If your cipher is using padding (i.e. is not in a streamed mode such as CFB, OFB, CTR or CTS), then it may be able to tell just by looking at the encrypted data's size. For instance if it is 24 bytes (192 bits), then it could be Blowfish (because it has a block size of 64 bits, and 192 is divisible by 64), and it cannot be AES because 192 cannot be divided by 128 (AES's block size). But since most block sizes are multiples of one another, this will probably not be very helpful, but it can be used to narrow the choice down sometimes.
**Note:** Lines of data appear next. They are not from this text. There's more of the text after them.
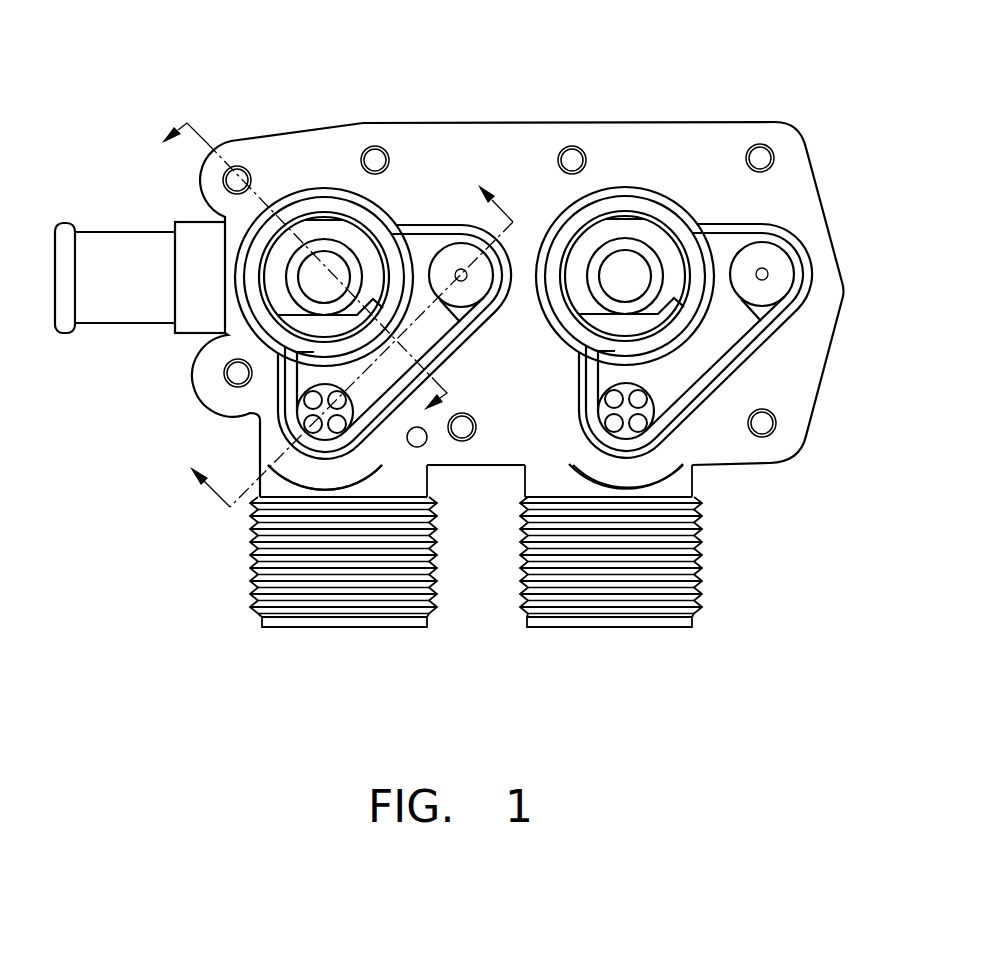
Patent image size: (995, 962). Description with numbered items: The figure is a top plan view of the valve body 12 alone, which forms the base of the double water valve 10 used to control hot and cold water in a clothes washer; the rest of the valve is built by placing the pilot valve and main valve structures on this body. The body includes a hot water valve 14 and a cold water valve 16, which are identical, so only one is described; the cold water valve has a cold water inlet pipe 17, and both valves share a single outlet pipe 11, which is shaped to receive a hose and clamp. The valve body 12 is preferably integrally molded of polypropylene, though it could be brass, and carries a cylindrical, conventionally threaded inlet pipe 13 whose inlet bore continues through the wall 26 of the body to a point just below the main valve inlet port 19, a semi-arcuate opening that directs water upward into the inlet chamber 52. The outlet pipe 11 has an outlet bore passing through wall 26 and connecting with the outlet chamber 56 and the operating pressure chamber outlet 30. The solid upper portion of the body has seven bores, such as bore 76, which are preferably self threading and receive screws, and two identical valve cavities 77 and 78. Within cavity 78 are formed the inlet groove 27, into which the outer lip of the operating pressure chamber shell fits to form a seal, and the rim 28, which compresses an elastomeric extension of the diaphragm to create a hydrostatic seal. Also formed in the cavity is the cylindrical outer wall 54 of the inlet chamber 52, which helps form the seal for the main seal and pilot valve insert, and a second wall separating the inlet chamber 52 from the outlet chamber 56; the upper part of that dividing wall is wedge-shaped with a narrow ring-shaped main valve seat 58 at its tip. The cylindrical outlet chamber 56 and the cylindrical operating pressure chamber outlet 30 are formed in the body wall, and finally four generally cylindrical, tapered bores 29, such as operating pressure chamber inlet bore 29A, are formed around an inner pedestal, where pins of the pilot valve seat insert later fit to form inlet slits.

The water valve 10 is at (474, 85).
The outlet pipe 11 is at (98, 243).
The valve body 12 is at (518, 279).
The inlet pipe 13 is at (253, 583).
The hot water valve 14 is at (105, 430).
The cold water valve 16 is at (832, 442).
The cold water inlet pipe 17 is at (702, 590).
The main valve inlet port 19 is at (317, 327).
The wall 26 is at (267, 425).
The inlet groove 27 is at (457, 352).
The rim 28 is at (330, 205).
The bores 29 is at (367, 443).
The operating pressure chamber inlet bore 29A is at (345, 455).
The operating pressure chamber outlet 30 is at (463, 280).
The inlet chamber 52 is at (363, 250).
The outer wall of inlet chamber 54 is at (257, 283).
The outlet chamber 56 is at (297, 247).
The main valve seat 58 is at (300, 273).
The screw bore 76 is at (585, 148).
The valve cavity 77 is at (668, 193).
The valve cavity 78 is at (316, 188).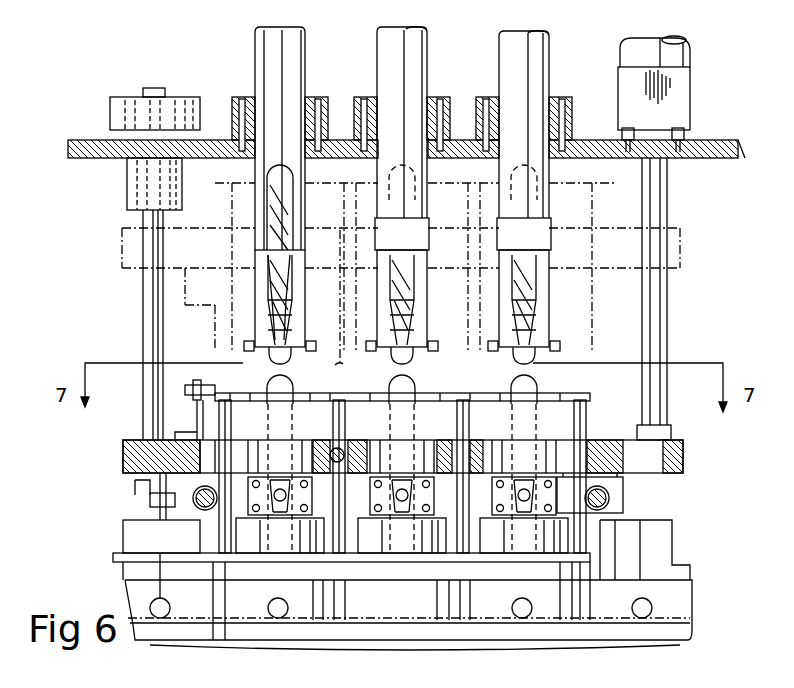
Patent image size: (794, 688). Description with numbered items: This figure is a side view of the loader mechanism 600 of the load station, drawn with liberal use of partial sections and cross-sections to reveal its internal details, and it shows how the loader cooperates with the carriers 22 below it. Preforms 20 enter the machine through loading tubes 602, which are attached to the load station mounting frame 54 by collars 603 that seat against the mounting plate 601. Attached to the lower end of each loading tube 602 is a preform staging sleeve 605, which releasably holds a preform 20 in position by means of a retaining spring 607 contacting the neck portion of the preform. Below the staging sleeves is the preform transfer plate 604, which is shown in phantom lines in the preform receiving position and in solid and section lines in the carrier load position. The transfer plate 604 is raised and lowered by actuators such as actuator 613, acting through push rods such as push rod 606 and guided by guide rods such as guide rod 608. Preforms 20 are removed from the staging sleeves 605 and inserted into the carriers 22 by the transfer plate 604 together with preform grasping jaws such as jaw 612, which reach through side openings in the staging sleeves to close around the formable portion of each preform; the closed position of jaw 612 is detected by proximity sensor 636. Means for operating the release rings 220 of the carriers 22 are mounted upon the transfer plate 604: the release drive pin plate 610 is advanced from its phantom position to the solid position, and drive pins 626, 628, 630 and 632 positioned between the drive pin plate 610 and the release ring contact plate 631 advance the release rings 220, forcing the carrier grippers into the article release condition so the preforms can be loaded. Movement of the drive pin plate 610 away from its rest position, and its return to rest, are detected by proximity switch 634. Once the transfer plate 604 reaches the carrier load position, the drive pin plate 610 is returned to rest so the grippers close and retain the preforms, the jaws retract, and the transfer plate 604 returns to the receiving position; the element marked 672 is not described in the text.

The loader mechanism 600 is at (193, 72).
The mounting plate 601 is at (700, 140).
The load station mounting frame 54 is at (695, 158).
The loading tube 602 is at (306, 52).
The collar 603 is at (241, 97).
The actuator 613 is at (620, 84).
The preform staging sleeve 605 is at (256, 222).
The preform 20 is at (256, 277).
The guide rod 608 is at (143, 318).
The push rod 606 is at (667, 318).
The proximity switch 634 is at (210, 378).
The retaining spring 607 is at (286, 358).
The center rod 672 is at (346, 368).
The release drive pin plate 610 is at (590, 395).
The drive pin 626 is at (586, 420).
The drive pin 632 is at (231, 430).
The drive pin 630 is at (346, 430).
The drive pin 628 is at (469, 430).
The preform transfer plate 604 is at (683, 448).
The preform grasping jaw 612 is at (624, 500).
The proximity sensor 636 is at (155, 505).
The release ring 220 is at (120, 553).
The release ring contact plate 631 is at (583, 560).
The carrier 22 is at (173, 658).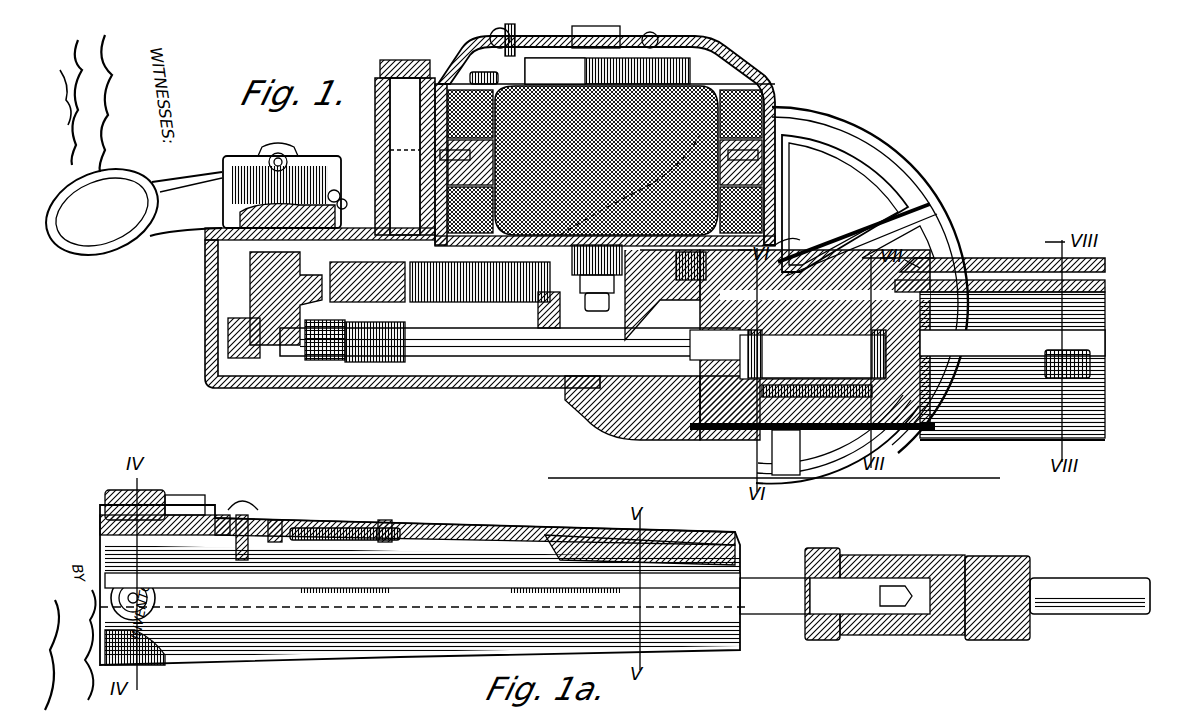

If the above method failed, then it is computationally infeasible to distinguish data decrypted with the wrong key with the correct cipher and data decrypted with the correct key with the wrong cipher. They both produce random data. (this can be formalized assuming the cipher is a random permutation). This is unless the cipher has big weaknesses, of course, which is probably not the case if it is included in OpenSSL (except the old export-safe ones like 40-bit rc4).
So the only way is to try all the possible ciphers the data could have been encrypted with (there are an infinite number of potential ciphers, but only a few are actually used in the world). You could always whip up a script to automate it.
Of course, you can store the cipher used to encrypt the file next to it (or within it), like a byte that takes a different value for each cipher. If the key is kept secret, this presents no security risk (modern ciphers are designed to rely completely on the key - see Kerckhoffs's Principle).